Limit PagerDuty Notifications in `#support_self-managed` to Triggered Events
GitLab Support: Process Change Rollout Plan
The Story
We have a PagerDuty Slack integration that sends notifications about incidents to the Slack channel #support_self-managed
. Over time, the verbosity of these notifications has increased, potentially due to PagerDuty upgrades or simply an increase in the number of incoming emergencies.
Because #support_self-managed
is intended to be used for discussion of Self-Managed GitLab topics. Because all incident notifications are also sent to #spt_on-call
, we will limit the type of PagerDuty notifications sent in #support_self-managed
to only triggered events.
This was discussed on #5040 (closed), where we agreed to only send Triggered
events in the #support_self-managed
channel.
The goal is to reduce noise in this channel in order to make it easier to collaborate on Self-Managed topics again.
The Roles
Role | Description |
---|---|
Champions | @klang @manuelgrabowski |
Users | All Support Engineers in all regions |
Impacted Non-Users | Any GitLab team members who consume the PD alerts, like CSMs |
Schedule
- Rollout to begin on
2023-05-01
- Rollout will be a one-time change and therefore will not be phased
- Adoption complete by
2023-05-01
Training
Training is not required, but we will communicate the change so that SEs are prepared and aware of alternatives.
Success Determination
Success
- What will success look like?
Fewer PagerDuty notifications in the #support_self-managed
Slack channel
Action Plan
-
Create an item in the SWIR to announce the change and include The Story on 2023-04-20
- NOTE: On the SWIR form, add the
Manager Attention
tag for policy changes and action-items for Support Managers specifically (you can add multiple tags to a SWIR item)
- NOTE: On the SWIR form, add the
-
Post a message in the #support_team-chat
Slack channel (or other support channel as appropriate) announcing the change and pointing to the SWIR announcment on2023-04-24
-
Announce the change and tell The Story in Team meetings by 2023-04-28
-
EMEA team meeting -
AMER team meeting -
APAC team meeting
-
-
Other communications channels -
Discuss in 1-1s, telling The Story, by 2023-04-28
-
Other communications channels, if required - for example, post to a CSM Slack channel if the CSMs are "impacted non-users"
-
-
Report back on change adoption, concerns, etc. by 2023-04-28
Manager Acknowledgement Section
Expectations
- Your acknowledgement is required for this change that takes effect on date 2023-05-01. Check off your name to indicated you have reviewed the information, and will share it with your team. Ensure that your communication includes the following:
- The change date of
2023-05-01
- Reminder that all update notifications are still sent to
#spt_on-call
Due Date
Check off your name by midnight UTC on: 2023-04-28
.
Names
Support Managers
Sorted alphabetically by region / GitLab handle
AMER + USFed
APAC
EMEA
Ops
-
@jcolyer (Support Operations will need to implement the change)
Senior Management team
Senior Management has already provided their approval on #5040 (comment 1338895318)
Follow-Up Plan
- How will results be captured?

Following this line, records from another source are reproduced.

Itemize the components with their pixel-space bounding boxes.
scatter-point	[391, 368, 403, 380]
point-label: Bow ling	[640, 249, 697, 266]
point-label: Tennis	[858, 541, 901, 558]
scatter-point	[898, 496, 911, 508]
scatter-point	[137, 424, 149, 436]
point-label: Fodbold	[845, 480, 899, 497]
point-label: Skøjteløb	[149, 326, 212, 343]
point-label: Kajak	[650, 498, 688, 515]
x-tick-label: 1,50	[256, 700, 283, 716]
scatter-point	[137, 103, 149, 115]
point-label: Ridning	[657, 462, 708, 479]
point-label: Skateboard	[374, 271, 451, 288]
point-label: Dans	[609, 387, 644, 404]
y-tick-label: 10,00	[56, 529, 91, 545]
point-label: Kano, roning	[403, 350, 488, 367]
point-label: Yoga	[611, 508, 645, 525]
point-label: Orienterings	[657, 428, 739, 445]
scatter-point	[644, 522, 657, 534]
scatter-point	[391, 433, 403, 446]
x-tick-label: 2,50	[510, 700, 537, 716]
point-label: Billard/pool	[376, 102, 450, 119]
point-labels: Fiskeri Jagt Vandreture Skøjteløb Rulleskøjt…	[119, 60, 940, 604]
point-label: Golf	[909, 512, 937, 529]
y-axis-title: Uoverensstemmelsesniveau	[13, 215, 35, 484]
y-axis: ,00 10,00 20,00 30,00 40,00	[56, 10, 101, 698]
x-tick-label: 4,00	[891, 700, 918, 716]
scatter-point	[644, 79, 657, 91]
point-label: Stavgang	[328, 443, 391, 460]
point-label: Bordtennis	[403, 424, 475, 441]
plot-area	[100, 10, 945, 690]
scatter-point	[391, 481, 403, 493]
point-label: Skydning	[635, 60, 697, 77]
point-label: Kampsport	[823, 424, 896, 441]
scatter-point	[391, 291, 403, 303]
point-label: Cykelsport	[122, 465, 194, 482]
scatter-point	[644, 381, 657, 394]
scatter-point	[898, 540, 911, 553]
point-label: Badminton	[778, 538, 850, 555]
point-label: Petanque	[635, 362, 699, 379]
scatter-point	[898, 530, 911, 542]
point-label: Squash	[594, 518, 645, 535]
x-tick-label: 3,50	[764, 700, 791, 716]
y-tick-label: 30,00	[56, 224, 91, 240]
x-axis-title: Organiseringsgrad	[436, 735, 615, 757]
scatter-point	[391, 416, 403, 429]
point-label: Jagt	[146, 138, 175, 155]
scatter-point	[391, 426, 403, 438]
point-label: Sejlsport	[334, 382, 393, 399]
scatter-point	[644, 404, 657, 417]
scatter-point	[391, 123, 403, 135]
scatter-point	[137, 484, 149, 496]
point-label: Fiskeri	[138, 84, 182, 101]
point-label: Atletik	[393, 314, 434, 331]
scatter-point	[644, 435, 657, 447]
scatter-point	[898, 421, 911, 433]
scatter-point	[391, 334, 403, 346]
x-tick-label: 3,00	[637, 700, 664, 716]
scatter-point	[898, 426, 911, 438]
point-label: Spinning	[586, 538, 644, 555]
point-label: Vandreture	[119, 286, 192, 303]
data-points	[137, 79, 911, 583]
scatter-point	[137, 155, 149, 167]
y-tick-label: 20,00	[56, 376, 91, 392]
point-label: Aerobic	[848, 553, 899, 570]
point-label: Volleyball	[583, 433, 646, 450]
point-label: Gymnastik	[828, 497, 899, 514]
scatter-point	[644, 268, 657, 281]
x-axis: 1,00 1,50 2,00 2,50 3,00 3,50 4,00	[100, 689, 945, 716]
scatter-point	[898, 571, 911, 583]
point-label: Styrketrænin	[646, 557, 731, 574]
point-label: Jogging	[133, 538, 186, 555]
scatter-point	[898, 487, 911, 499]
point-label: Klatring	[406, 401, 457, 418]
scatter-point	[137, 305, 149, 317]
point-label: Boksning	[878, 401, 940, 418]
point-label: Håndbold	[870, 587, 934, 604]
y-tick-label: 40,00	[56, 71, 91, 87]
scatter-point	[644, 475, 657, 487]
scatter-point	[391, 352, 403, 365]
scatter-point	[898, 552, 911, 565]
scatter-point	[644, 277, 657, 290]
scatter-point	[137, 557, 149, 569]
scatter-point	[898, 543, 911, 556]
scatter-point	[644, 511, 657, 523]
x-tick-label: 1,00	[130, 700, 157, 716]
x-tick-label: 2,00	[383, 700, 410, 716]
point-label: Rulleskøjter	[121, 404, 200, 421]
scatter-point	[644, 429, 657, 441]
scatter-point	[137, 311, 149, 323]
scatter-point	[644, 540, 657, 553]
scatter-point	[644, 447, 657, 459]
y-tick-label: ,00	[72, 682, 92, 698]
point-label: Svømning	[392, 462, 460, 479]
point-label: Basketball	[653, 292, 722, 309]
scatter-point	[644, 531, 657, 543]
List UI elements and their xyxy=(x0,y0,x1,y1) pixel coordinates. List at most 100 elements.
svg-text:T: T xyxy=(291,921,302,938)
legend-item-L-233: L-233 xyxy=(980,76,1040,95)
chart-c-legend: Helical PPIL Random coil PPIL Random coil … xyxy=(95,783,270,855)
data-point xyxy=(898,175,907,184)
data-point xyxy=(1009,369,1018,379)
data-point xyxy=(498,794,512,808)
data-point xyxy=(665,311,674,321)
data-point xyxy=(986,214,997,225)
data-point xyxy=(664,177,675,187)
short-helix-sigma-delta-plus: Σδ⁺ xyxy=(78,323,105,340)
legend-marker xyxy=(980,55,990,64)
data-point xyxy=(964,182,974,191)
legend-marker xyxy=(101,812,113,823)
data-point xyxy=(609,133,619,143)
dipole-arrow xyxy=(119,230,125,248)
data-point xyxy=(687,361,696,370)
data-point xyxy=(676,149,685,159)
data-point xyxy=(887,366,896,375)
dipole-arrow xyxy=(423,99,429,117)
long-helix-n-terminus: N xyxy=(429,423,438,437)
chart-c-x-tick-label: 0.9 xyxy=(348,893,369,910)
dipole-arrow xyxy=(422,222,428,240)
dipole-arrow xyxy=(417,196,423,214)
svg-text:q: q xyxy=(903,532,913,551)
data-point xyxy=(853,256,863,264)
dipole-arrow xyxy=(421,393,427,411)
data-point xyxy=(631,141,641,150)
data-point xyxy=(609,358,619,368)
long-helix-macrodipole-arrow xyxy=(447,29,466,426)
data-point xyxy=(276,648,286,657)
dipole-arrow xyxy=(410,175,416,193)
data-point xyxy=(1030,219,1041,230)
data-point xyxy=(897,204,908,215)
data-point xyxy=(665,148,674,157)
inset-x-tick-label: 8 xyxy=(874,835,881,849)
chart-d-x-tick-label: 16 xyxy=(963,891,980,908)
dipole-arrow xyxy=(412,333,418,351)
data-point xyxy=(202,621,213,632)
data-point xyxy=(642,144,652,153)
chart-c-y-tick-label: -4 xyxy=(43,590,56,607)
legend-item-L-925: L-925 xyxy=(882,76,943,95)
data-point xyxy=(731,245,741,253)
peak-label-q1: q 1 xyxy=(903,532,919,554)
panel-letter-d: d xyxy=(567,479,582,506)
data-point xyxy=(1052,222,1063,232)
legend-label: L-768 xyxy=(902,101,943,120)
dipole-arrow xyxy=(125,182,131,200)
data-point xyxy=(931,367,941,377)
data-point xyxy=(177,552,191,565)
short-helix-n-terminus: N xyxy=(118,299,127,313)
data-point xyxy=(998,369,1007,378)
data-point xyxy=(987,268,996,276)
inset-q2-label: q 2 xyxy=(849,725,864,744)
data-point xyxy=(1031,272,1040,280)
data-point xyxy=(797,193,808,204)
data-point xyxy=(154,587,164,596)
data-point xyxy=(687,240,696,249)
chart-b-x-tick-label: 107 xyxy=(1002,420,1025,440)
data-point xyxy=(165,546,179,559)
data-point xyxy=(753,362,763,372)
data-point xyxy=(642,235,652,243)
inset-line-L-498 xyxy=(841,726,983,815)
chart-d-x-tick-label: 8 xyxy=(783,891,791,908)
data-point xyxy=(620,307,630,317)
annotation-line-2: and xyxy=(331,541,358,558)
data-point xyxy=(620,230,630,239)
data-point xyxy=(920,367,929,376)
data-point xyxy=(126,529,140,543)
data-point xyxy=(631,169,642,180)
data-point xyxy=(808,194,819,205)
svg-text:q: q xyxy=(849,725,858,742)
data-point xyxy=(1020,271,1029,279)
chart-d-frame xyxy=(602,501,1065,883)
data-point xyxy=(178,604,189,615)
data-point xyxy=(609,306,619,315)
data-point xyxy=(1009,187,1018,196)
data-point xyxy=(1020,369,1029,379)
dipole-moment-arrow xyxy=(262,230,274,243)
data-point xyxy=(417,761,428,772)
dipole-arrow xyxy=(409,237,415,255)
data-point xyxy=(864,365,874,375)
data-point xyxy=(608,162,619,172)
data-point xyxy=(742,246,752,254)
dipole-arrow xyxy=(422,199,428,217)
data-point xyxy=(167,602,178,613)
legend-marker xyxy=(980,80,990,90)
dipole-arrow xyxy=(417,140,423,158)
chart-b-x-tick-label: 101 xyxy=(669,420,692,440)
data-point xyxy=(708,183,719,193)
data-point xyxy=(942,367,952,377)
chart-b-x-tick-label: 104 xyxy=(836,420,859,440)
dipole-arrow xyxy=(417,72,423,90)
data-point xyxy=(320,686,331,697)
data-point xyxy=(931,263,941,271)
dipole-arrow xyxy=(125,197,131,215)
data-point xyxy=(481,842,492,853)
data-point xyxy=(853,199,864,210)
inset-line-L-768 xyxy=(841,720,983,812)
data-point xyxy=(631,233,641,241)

By whom and by when?
We will not plan to capture actual data following the change, but will observe the #support_self-managed
to see if collaboration levels increase. Even if they do not increase, we will not plan to revert the change.
- What is the plan for considering and making quick improvements?
Following the change, we will be attentive to any new issues this may introduce. The biggest concern (that I can see) is that there will be too few notifications following the change. I don't think this will be an issue because 1) PagerDuty dynamically updates the incident notifications as we work, and 2) all incident updates are still sent to #spt_on-call
- What is the plan should the change be deemed unsuccessful?
We will simply re-enable the disabled update types. This will be our rollback plan.